Boulder-based Apex Ski Boots, the third finalist, is a new company from ski-industry veteran Denny Hanson (inventor of the rear-entry ski boot system and founder of Hanson Ski Boots), whose innovation is a two-part system aimed at giving skiers the same level of comfort and control over their ski boots as snowboard boots, pairing a walkable support boot with a BOA dial system and a tunable open-chassis support structure.
Other Colorado companies among last night's nominees included gear deals website ActiveJunky.com, T-shirt company Alkaline Clothing, Astis Mittens, green-building education program Bould, the Denver Beer Company, Phil Anson's EVOL Foods burrito empire, Folsom Custom Skis, Grace Skis, Yolanda' Long's Basalt-based soup company In The Soup, Pat Hartman and Ron Popma's Mobile Canning operation, Oogavé Soda, Evergreen-based upstart Oz Snowboards, Julie Adams' Pakems packable boot system, mountain event guide PeakVibe.com, Ashley Rankin's women's mountain biking apparel company Shredly, Vail-based ski outerwear company Skea Ltd., Erin and Erik Royer's Snug Organics baby clothing line, John Cummins' designer hardwood longboard company Street Swell, Julie Nirvelli's White Girl Salsa, and Boulder-based Wild Goose Canning Technologies. To see video submissions from each of the companies, check out the 2012 Something Independent Entrepreneur Award channel on Vimeo.com.
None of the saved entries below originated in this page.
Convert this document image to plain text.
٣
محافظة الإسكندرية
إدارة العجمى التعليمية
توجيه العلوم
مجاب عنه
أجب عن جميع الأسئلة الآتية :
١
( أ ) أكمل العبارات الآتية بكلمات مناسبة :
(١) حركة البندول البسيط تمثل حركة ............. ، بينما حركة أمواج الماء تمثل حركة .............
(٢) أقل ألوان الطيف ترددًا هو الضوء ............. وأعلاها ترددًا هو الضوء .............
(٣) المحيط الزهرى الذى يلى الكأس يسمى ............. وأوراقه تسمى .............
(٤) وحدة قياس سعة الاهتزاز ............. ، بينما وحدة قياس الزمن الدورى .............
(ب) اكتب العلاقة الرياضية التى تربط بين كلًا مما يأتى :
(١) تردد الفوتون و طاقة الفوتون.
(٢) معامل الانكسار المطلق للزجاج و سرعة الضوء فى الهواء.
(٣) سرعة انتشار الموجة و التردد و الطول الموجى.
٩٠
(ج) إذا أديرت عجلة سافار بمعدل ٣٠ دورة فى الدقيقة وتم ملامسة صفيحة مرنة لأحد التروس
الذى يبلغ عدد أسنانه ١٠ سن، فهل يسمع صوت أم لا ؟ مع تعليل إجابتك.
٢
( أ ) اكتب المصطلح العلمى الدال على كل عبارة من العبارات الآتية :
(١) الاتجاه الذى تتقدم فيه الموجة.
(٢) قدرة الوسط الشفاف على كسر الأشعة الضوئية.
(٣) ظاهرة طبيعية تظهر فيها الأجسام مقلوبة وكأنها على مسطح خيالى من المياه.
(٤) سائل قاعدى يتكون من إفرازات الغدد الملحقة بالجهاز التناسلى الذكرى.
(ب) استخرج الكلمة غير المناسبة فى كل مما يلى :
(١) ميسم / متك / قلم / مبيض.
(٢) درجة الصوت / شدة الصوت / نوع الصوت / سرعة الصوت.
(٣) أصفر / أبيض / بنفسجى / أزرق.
"Here in Colorado we have a unique group of entrepreneurs and developing businesses that's unlike anywhere else," says Popp. "Being a part of that bigger picture with all these companies is probably the coolest thing about this award: not just winning it, but also being among all these awesome companies and meeting all these awesome people doing their own thing here in Colorado."